A few weeks ago I participated in an online debate sponsored by The Economist around the question: Are Smart Cities Empty Hype?. I argued the case against the motion. In my opening statement I said that I strongly believe that digital technologies and the many data services they are enabling will make cities smarter and help transform them over time. Later, in my closing remarks, I pointed out that since the qualifier smart essentially means information-based or data-driven, the promise of smart cities is inexorably linked to the general promise of big data and data science, which some have felt are themselves being over-hyped.

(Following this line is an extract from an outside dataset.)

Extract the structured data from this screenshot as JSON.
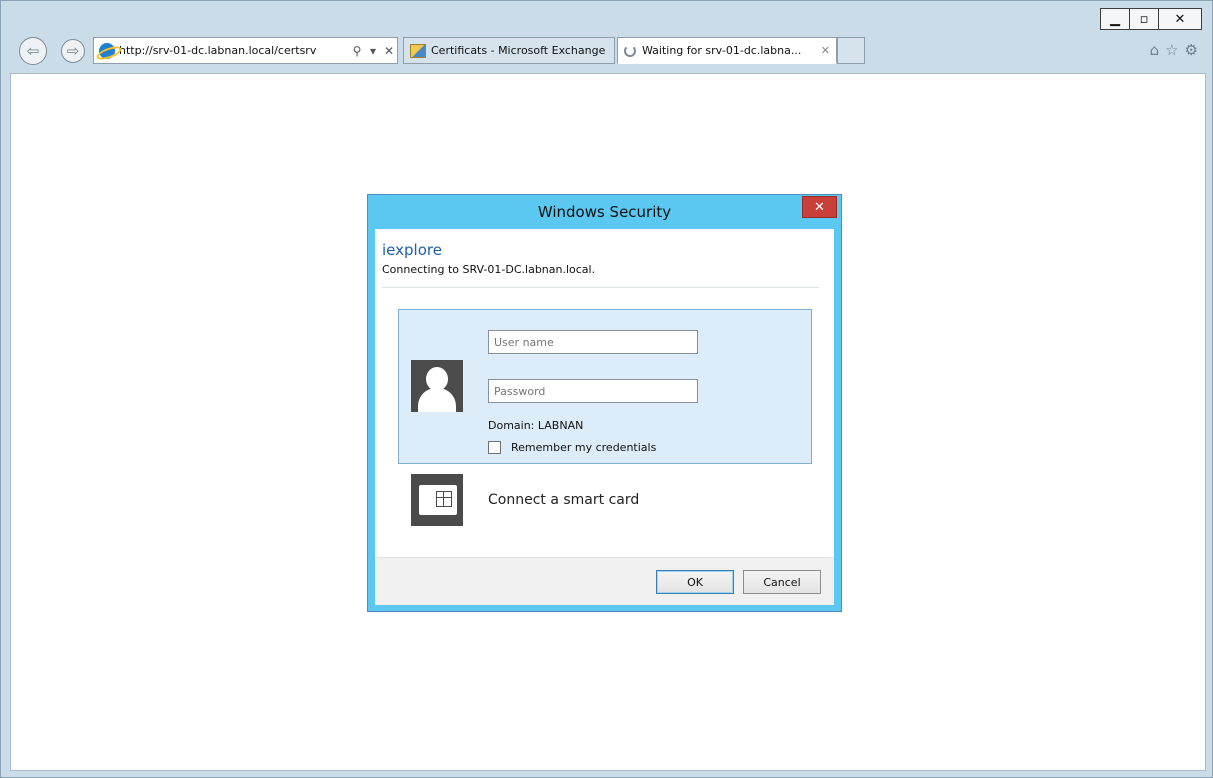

Over the holidays, I learned about an intriguing debate that took place this past year in the New Republic. Billed as Science vs the Humanities, it raised a number of important questions. To what extent does the promise of data science apply to different kinds of disciplines, including the humanities? Can big data tools and related methods help the humanities achieve a more scientific understanding of human nature? Let me make some general comments before getting to the debate itself.
Scientific revolutions are launched when new tools lead to new measurements and observations. Early in the 17th century, Galileo made major improvements to the recently invented telescope which enabled him to make discoveries that radically changed our view of the universe. Over the centuries we have seen that new tools, measurements and discoveries precede major scientific breakthroughs in physics, chemistry, biology and other natural sciences disciplines.
Similar breakthroughs have been much harder to achieve beyond the natural sciences, especially when it comes to the study of human nature, that is, the way we feel and behave. But, the situation has been rapidly changing in the past few decades. First of all, advances in behavioral science, neuroscience, genomics, evolutionary biology and related disciplines have shed significant new light on such people-oriented studies. And then there is the advent of big data.